Her thinking, she said, is led by the social objectives outlined in preamble to the Marrakesh Agreement that brought the WTO into existence. This meant, she emphasised, that above all else the organisation’s role must be people centered, and about “decent work” and sustainable development.
To achieve this, she said, her focus would be to “restore and rebrand” the WTO as a vital element in global economic governance, in a manner that was “strong, transparent, and fair”.
She envisages the WTO playing a supportive role in post pandemic global economic recovery and the suppression of COVID-19. The organisation, she suggested, should consider measures that would minimise or remove the export restrictions that some one hundred countries have that hinder supply chains for medical goods and equipment.
In doing so, she called on members to reject vaccine nationalism and protectionism and establish a “third way” that might see the manufacturing of medical products scaled up and access broadened through technology transfer and licensing agreements.
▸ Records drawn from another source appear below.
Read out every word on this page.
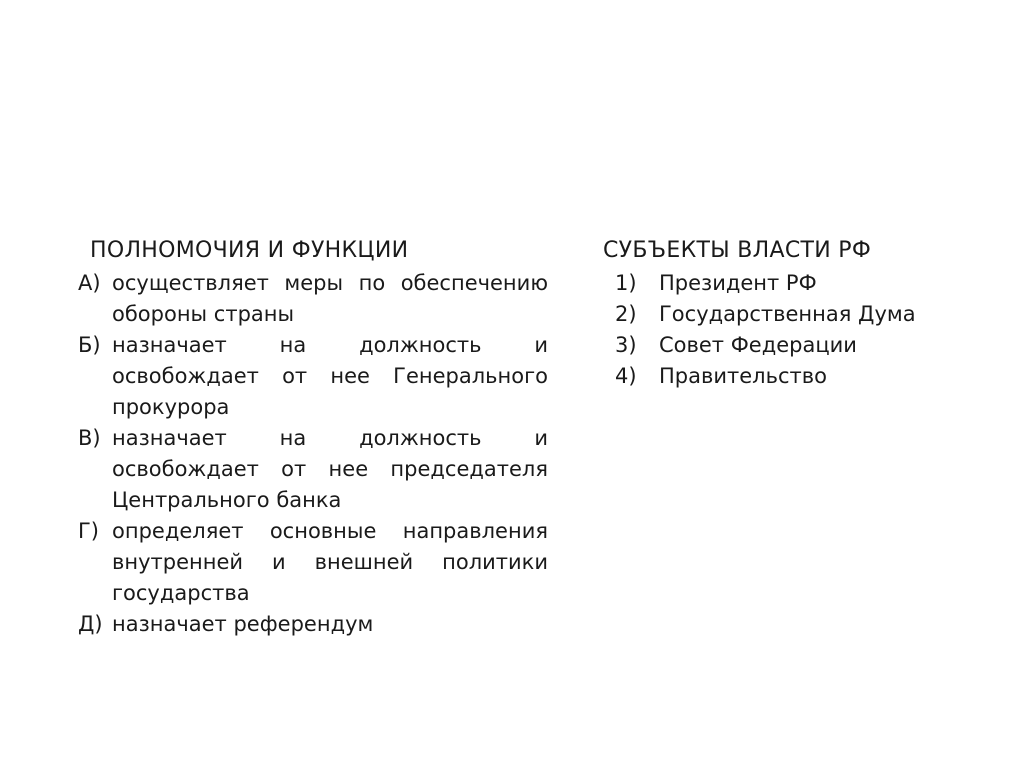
ПОЛНОМОЧИЯ И ФУНКЦИИ
А) осуществляет меры по обеспечению обороны страны
Б) назначает на должность и освобождает от нее Генерального прокурора
В) назначает на должность и освобождает от нее председателя Центрального банка
Г) определяет основные направления внутренней и внешней политики государства
Д) назначает референдум
СУБЪЕКТЫ ВЛАСТИ РФ
1)	Президент РФ
2)	Государственная Дума
3)	Совет Федерации
4)	Правительство
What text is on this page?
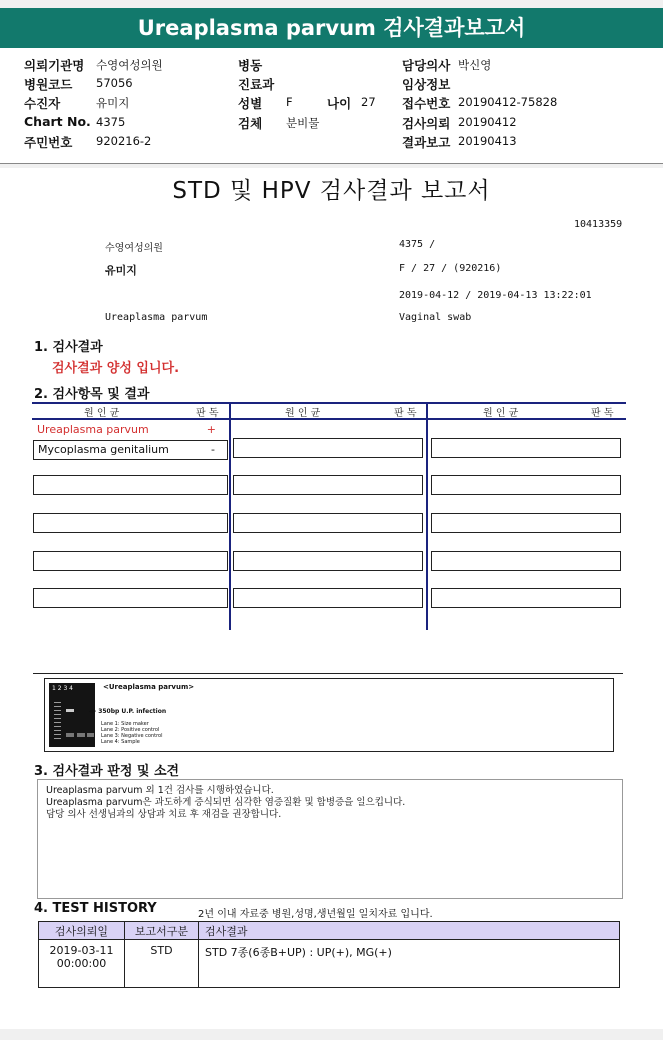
Ureaplasma parvum 검사결과보고서
의뢰기관명 수영여성의원
병원코드 57056
수진자	유미지
Chart No. 4375
주민번호 920216-2
병동
진료과
성별 F	나이 27
검체 분비물
담당의사 박신영
임상정보
접수번호 20190412-75828
검사의뢰 20190412
결과보고 20190413
STD 및 HPV 검사결과 보고서
10413359
수영여성의원	4375 /
유미지	F / 27 / (920216)
2019-04-12 / 2019-04-13 13:22:01
Ureaplasma parvum	Vaginal swab
1. 검사결과
검사결과 양성 입니다.
2. 검사항목 및 결과
원 인 균	판 독	원 인 균	판 독	원 인 균	판 독
Ureaplasma parvum	+
Mycoplasma genitalium	-
1 2 3 4	<Ureaplasma parvum>
◀- 350bp U.P. infection
Lane 1: Size maker
Lane 2: Positive control
Lane 3: Negative control
Lane 4: Sample
3. 검사결과 판정 및 소견
Ureaplasma parvum 외 1건 검사를 시행하였습니다.
Ureaplasma parvum은 과도하게 증식되면 심각한 염증질환 및 합병증을 일으킵니다.
담당 의사 선생님과의 상담과 치료 후 재검을 권장합니다.
4. TEST HISTORY	2년 이내 자료중 병원,성명,생년월일 일치자료 입니다.
검사의뢰일	보고서구분	검사결과

2019-03-11
00:00:00	STD	STD 7종(6종B+UP) : UP(+), MG(+)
In her remarks, she emphasised the need for the restoration of trust between members if the body is to again be effective in governing global trade. She also stressed the urgent need to reform and restore the WTO trade disputes settlement system and restore a rules-based approach.
Another of her intentions is to expand the scope of the trade issues the WTO addresses.
Observing that the pandemic had heightened and accelerated the role of e-commerce, Dr Okonjo-Iweala said that said that the WTO should make it possible for “developing and least developed countries to participate in e-commerce in order to bridge the digital divide”. It should be doing so in a manner that helps micro, small and medium sized enterprises, and women, “especially in developing countries” to participate in international trade, she said.
She also had something to say about the way in recent years the WTO’s consensus-based approach to agreement has been used by some member states to block social welfare enhancing policies. Members, she said, must be vigilant that the quest for consensus does not frustrate such measures. She also stressed the importance of the body being more inclusive and cooperating with multilateral partners, the private sector, and civil society.
For the Caribbean and other still developing regions of the world, all of this will be welcome and worthy of support as it suggests the new Director General will urge WTO members to adopt an agenda beneficial to the interests of regions where post pandemic economic recovery may be slow.
However, Dr Okonjo-Iweala will be operating in a world much changed, in which the assault on rules based multilateral systems by the former US President has encouraged some emerging economies to embrace nationalism and protectionism and adopt a similar ‘me first’ approach.
If the WTO is to continue to play a major global role, the new Director General will not just have to encourage a return to multilateralism, but also find a way to encourage dialogue between China and the west that attempts to find a way to reconcile Beijing’s belief in the central role of the state in supporting trade and development with the US’s and its allies philosophically different assertive approach. She and her small secretariat will also have to have find ways to accommodate the interests of nations less willing to accept trade rules which they believe principally benefit well established advanced economies.
Dr Okonjo-Iweala has a reputation for taking on difficult challenges. She now faces the formidable task of encouraging every WTO member state to see value in pursuing multilateralism, removing barriers to post pandemic economic recovery, and again accepting the body as an effective arbiter for fairness in global trade.
If she succeeds, the world will have in the WTO a body better suited to the rapidly changing multilateral global trading system, one able to reduce tension through achieving a new consensus on balanced global economic growth. If she and WTO members fail, the world will continue to divide, and trade disputes will become a surrogate for more serious confrontations.